‘Fewer patients got more’ under Better Access

3 minute read


But without improving cost or capacity, halving the number of subsided psychologist appointments won't help either.


The government’s latest move in the mental healthcare space may improve access, but it’s unlikely to shift the biggest barrier to care: cost.

Following the release of an independent evaluation of the Better Access scheme yesterday, Health Minister Mark Butler announced that the additional 10 subsidised mental health sessions which were introduced in 2020 as a temporary covid measure would be discontinued.

The review found that the Better Access initiative has indeed provided better access – but mainly for people already on the highest incomes.

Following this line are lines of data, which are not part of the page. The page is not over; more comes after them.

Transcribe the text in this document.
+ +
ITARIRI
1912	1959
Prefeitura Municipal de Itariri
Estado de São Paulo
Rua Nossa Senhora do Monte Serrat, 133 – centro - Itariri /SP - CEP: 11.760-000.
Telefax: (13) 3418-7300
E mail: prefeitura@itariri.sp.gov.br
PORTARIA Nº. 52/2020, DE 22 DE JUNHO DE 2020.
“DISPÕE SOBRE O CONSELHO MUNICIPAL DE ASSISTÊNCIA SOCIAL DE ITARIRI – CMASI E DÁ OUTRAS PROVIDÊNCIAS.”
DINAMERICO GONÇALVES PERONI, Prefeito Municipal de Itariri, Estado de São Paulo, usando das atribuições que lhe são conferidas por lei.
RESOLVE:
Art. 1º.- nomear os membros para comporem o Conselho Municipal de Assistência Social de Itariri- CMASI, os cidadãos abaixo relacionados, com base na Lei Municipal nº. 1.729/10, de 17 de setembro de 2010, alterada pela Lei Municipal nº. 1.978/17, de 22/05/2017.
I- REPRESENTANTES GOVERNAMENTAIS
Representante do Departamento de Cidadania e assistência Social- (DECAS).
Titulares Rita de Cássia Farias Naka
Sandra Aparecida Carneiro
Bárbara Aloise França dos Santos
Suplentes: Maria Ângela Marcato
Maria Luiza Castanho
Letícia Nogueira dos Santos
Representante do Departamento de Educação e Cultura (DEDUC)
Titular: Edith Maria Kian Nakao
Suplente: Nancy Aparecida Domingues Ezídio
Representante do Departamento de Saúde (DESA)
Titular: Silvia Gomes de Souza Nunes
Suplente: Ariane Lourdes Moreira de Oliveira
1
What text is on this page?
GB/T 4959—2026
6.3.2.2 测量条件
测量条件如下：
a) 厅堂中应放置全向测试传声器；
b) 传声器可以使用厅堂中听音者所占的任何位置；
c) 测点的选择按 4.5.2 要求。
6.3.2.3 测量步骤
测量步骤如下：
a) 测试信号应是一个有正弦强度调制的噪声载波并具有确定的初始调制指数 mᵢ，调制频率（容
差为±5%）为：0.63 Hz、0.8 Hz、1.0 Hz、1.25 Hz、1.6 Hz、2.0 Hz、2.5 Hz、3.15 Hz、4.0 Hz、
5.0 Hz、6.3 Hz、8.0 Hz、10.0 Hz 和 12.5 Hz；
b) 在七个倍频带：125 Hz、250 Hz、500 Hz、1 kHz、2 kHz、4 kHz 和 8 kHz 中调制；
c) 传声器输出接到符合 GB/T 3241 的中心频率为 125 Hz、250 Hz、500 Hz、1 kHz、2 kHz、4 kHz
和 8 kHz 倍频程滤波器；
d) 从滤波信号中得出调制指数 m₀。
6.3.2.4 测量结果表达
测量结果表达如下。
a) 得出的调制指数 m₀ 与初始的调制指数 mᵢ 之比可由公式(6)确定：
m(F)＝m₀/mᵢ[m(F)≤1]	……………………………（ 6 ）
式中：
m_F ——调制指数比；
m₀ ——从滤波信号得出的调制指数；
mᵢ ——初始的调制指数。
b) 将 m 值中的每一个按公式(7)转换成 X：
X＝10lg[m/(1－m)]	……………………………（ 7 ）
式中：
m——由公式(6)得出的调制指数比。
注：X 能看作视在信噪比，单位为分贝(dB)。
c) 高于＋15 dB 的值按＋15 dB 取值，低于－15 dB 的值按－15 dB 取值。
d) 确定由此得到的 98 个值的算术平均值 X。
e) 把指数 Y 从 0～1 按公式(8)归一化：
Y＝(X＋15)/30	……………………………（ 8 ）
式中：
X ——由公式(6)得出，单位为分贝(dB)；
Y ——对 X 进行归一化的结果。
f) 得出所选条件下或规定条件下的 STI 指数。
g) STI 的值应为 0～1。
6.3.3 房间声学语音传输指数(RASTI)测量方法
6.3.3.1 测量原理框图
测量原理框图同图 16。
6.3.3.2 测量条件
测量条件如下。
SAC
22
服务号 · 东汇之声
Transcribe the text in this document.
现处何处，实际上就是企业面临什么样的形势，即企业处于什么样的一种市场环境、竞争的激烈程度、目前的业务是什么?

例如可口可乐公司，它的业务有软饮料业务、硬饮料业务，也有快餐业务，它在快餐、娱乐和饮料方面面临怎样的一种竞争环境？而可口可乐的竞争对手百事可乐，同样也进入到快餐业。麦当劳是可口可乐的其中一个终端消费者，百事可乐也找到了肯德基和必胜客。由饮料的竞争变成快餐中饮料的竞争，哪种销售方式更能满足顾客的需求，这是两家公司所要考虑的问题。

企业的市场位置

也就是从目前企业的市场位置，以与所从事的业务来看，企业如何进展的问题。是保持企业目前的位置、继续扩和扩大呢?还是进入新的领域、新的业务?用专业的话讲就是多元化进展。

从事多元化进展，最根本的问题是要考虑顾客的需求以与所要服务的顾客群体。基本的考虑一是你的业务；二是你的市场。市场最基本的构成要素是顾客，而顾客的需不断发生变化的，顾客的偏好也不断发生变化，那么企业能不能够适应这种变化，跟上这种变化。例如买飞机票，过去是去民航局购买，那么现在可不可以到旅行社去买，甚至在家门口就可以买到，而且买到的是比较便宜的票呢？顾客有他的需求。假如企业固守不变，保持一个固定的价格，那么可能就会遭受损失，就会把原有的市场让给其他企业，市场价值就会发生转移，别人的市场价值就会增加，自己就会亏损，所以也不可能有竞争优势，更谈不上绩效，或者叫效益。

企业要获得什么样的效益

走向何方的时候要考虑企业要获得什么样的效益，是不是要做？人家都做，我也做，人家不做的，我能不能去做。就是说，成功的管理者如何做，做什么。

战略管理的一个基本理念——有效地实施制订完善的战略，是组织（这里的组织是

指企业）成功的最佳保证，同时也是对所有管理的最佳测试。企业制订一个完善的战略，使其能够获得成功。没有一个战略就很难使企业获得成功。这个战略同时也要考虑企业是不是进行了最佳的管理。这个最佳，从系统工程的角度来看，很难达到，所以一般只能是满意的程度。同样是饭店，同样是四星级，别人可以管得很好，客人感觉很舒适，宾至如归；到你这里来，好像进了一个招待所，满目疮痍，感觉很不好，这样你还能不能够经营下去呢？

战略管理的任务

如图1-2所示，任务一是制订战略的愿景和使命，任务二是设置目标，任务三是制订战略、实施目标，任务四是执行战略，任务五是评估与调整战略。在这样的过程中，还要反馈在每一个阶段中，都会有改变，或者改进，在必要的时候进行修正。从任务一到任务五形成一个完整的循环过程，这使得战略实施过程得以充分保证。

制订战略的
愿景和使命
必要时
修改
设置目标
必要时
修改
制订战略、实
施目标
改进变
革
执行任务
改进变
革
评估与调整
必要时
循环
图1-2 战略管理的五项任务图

People on the lowest incomes were the least likely to access care under Better Access, but were roughly twice as likely to be experiencing high or very high mental distress as people on the highest incomes.

The lower socio-economic cohort were also more likely to be prescribed medication, instead of being referred to a psychology service.

When the number of available sessions was doubled in 2020, the bulk of the additional appointments went to existing patients, and the number of new patients in the system declined by 7%.

Australians on the lowest incomes received fewer services than they had pre-pandemic.

Gap payments have also been on the rise both in terms of size and frequency.

While the median co-payment had been stable at around $74 per session for a number of years, it increased to $90 in the first half of 2022.

Where only 53% of appointments under the Better Access scheme attracted a co-payment in 2018, last year it rose to 65% of appointments.

Across the various studies which informed the independent evaluation, cost was continually raised as a barrier to care.

Clinical Associate Professor Louise Stone, a Canberra GP with special interest in mental health, told The Medical Republic that cutting the number of subsidised appointments was unlikely to affect the cost factor.

“It improves access, it just doesn’t approve affordability,” she said.

“When we increased [available appointments] by 10 sessions, but didn’t increase the workforce, it just meant that less people got more services.

“Whatever you think about that, the government’s made a call saying, ‘we want more people to have services, rather than [fewer people have more services]’.”

Because there’s still a workforce shortage, psychologist books are going to be full either way. There’s simply no incentive to lower the gap fees.

Even in this scenario, Professor Stone said, the people who are most in need are unlikely to benefit from any increase in service availability.

“In order to access a complex system, you need the literacy, the health literacy, and the health service literacy to find your way through it,” she said.

“If there’s a service funded by the government … then you have to know that it exists, you have to be able to look it up, you have to [meet certain] criteria and you usually need a referral.

“All of that requires money to get places and literacy to find these things.”

The very fact that some Primary Health Networks employ a mental health service navigator is a sign that something has gone very wrong, according to Professor Stone.

Fixing accessibility and affordability means resourcing general practice.

“We may not like, as a community, the idea that everyone gets a one stop shop, which is … generalist primary care,” she said. “But at least then the only thing you need to know is: no matter what you’ve got, you go to the GP.”

Minister Butler has also flagged ongoing modifications to the initiative: there will be provisions for family involvement and case conferencing between GPs and psychologists, as well as discussions on how to respond to the evaluation.